Tempo chuvoso. Propício para se relembrar dos velhos tempos. Estou diante do computador ... E começo a escrever: 75 anos. Julho deste ano. É a data do meu aniversário. Entendo que minha vida continua azul! Os sonhos são possíveis. A esperança nunca me abandonou. Sempre tenho sonhos para a vida. Conquistei-os ontem, passo por eles hoje e guardo os de amanhã. Simples, sem ansiedade. Com fé e determinação. Sei que vou chegar a essa idade superando todas as dificuldades, pois compreendo o que sou e para que sou.
Leio e observo muito os humanos, bichos, natureza e horizontes. Sem temer as minas sob meus pés e suas explosões. A ousadia e vontade de viver me levam para frente, empurrando as pedras do abismo para o lado.
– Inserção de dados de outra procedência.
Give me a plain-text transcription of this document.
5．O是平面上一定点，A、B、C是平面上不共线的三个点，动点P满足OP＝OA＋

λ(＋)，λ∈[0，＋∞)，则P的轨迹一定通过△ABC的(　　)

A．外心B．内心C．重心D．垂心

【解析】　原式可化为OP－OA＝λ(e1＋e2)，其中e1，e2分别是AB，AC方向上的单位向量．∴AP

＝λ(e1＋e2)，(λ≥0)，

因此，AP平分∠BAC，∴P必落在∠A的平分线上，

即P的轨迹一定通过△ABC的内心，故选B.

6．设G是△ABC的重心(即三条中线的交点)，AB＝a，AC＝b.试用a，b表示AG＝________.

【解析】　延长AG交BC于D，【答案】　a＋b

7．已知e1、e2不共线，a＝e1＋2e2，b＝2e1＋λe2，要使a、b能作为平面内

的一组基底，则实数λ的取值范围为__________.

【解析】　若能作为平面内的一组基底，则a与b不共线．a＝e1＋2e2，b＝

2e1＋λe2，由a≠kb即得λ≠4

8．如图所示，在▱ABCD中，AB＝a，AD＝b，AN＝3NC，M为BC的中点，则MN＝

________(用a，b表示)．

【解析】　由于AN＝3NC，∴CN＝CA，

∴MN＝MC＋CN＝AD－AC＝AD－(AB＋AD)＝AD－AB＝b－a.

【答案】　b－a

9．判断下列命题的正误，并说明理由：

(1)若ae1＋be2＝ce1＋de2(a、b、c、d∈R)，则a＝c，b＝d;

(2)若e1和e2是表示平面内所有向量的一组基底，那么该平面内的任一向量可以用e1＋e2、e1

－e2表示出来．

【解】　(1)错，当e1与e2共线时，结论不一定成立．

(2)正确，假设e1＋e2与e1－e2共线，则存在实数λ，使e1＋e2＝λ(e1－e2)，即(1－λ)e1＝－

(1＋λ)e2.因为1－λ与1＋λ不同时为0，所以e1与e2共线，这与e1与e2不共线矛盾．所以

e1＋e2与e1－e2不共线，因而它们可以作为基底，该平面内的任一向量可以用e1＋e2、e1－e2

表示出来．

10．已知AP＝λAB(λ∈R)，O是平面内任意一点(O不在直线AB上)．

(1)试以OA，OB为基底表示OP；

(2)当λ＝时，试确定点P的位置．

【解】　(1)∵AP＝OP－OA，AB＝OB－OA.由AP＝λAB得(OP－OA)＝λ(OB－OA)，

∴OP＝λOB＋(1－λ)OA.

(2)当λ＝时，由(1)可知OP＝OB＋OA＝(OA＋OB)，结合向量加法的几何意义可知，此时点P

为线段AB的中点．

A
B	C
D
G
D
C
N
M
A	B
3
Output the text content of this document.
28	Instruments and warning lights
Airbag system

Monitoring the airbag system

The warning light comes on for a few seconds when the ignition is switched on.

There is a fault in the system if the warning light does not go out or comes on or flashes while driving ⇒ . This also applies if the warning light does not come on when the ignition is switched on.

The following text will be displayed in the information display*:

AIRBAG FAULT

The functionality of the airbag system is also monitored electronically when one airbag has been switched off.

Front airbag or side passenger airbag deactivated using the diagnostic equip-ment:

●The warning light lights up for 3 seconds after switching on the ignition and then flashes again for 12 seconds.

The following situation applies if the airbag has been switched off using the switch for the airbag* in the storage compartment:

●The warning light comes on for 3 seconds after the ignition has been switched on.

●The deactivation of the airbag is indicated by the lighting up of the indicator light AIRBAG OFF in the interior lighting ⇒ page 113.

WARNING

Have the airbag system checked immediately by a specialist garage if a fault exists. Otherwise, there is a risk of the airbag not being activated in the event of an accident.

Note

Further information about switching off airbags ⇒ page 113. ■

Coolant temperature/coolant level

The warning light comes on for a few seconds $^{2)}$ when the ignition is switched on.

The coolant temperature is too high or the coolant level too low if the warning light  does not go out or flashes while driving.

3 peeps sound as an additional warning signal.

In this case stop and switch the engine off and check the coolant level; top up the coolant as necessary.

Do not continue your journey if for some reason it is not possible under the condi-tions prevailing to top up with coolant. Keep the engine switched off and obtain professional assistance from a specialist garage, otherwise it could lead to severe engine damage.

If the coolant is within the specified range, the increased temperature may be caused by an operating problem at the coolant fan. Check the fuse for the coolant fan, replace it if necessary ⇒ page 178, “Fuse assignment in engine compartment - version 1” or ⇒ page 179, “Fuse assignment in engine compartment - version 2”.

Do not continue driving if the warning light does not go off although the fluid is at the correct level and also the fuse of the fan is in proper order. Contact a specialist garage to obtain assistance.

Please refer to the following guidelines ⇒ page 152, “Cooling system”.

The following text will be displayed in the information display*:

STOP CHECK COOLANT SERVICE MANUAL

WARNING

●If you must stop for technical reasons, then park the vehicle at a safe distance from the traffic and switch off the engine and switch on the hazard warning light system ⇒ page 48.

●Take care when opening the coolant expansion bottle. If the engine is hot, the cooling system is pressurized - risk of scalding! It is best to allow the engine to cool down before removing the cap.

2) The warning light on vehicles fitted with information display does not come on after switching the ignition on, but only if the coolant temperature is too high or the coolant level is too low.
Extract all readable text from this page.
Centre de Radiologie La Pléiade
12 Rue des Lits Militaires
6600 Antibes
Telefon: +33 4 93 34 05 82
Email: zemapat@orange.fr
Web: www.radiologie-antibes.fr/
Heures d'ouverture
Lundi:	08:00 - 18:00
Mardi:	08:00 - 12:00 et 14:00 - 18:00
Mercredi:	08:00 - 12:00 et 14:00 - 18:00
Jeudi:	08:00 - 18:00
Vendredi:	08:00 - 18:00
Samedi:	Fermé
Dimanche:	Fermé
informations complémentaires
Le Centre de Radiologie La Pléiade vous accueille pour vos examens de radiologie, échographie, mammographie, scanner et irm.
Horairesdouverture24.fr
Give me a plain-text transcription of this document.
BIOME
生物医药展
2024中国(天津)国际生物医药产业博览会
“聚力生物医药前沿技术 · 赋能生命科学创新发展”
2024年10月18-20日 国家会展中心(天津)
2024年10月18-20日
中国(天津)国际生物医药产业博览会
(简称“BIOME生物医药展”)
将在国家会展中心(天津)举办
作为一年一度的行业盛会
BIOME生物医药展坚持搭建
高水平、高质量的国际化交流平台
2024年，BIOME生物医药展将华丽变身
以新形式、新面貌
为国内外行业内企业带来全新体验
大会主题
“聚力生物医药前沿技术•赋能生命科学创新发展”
O exercício me sacrifica, mas deixa-me mais forte fisicamente. Sei que encontrei as ferramentas do "abc" nos livros, e sempre encontro tempo para os ler.
Tropecei e caí muitas vezes. Senti na carne, as vezes pagando pelos meus erros, com agressões morais e físicas. Sempre me levantei ao cair, por vezes precisando de muita força de vontade. Isso me acrescentou mais amor e tempo em minha passagem por aquí. É o sentido e o agradecimento da vida, que nos agracia traduzindo os tropeções com mais tempo providos de momentos de felicidade.
Me abati somente quando pessoas amadas partiram para outras dimenções. Não com raiva ou medo da morte, mas por não entender o motivo e a necessidade dessa tão cruel necessidade. Sempre estudei-me e continuo a me estudar, para descobrir o que sou e para o que continuo. Procuro ser benígno e paciente e arrependo-me quando saio deste contexto. Planto árvores e procuro ter minhas calçadas sempre limpas. Ainda tenho tanto a fazer e calçadas para varrrer... E vou fazer... E vou varrer!
Que meus companheiros idosos sejam respeitados por tudo que contribuíram e ainda continuarão!
Que a moçada de hoje descubra nos jovens de ontem coragem para escalar o futuro com dignidade e honestidade. Pais, avós e bisavós... Que fizeram de suas vidas lendas de fatos heróicos. Que a mocidade de hoje se espelhe neles, respeitando-os para merecerem o mesmo respeito quando se tornarem idosos.
Lembro-me dos meus que estão do "outro lado". Do afeto que lhes dediquei, "nas cadeiras que ajeitei" para se sentarem. Das suas narrativas das guerras no corpo e na alma. Que a moçada de hoje não lhes negue amor e respeito. Que não os desconsiderem por ouvirem pouco ou por serem lentos nas caminhadas. Que não os considerem velhos. O velho não existe. O tempo não é velho. O tempo exala sabedoria. Ele é apenas o passado. É a história.
Na verdade, como no presente, existem momentos que devem servir como referência para não praticá-los mais. Coisas usadas, como cadeiras, armários ou mesas, é que ficam velhos. "idosos não são coisas!" Ele vive, anda, semeia, colhe e divide o trigo, e o saber! Aquele que é bem vivido é quase um sábio, pois distingue perfeitamete a diferênca do bem e do mal. Consegue interceptá-los antes que aconteça e dá o devido aconcelhamento. Aí observa-se a lei do livre arbítrio, "a livre escolha!". Sua sabedoria nos ensina que "mãos espalmadas não empunham armas!" Prega o sorriso, e diz que tal procedimeto é a amizade se oferecendo.
Cada idoso é um capítulo da história, personagem principal das novelas reais da vida, plenas de alegrias, dores, tristezas, decepções e sucessos. Se cada idoso escrevesse sua históra, enriqueceria na literatura universal com a filosofia em que viveu. Que a moçada de hoje se volte para o futuro... Construído pela moçada de ontem, sempre lembrando que: "caminhar não é o bastante... O mais importante é saber caminhar!"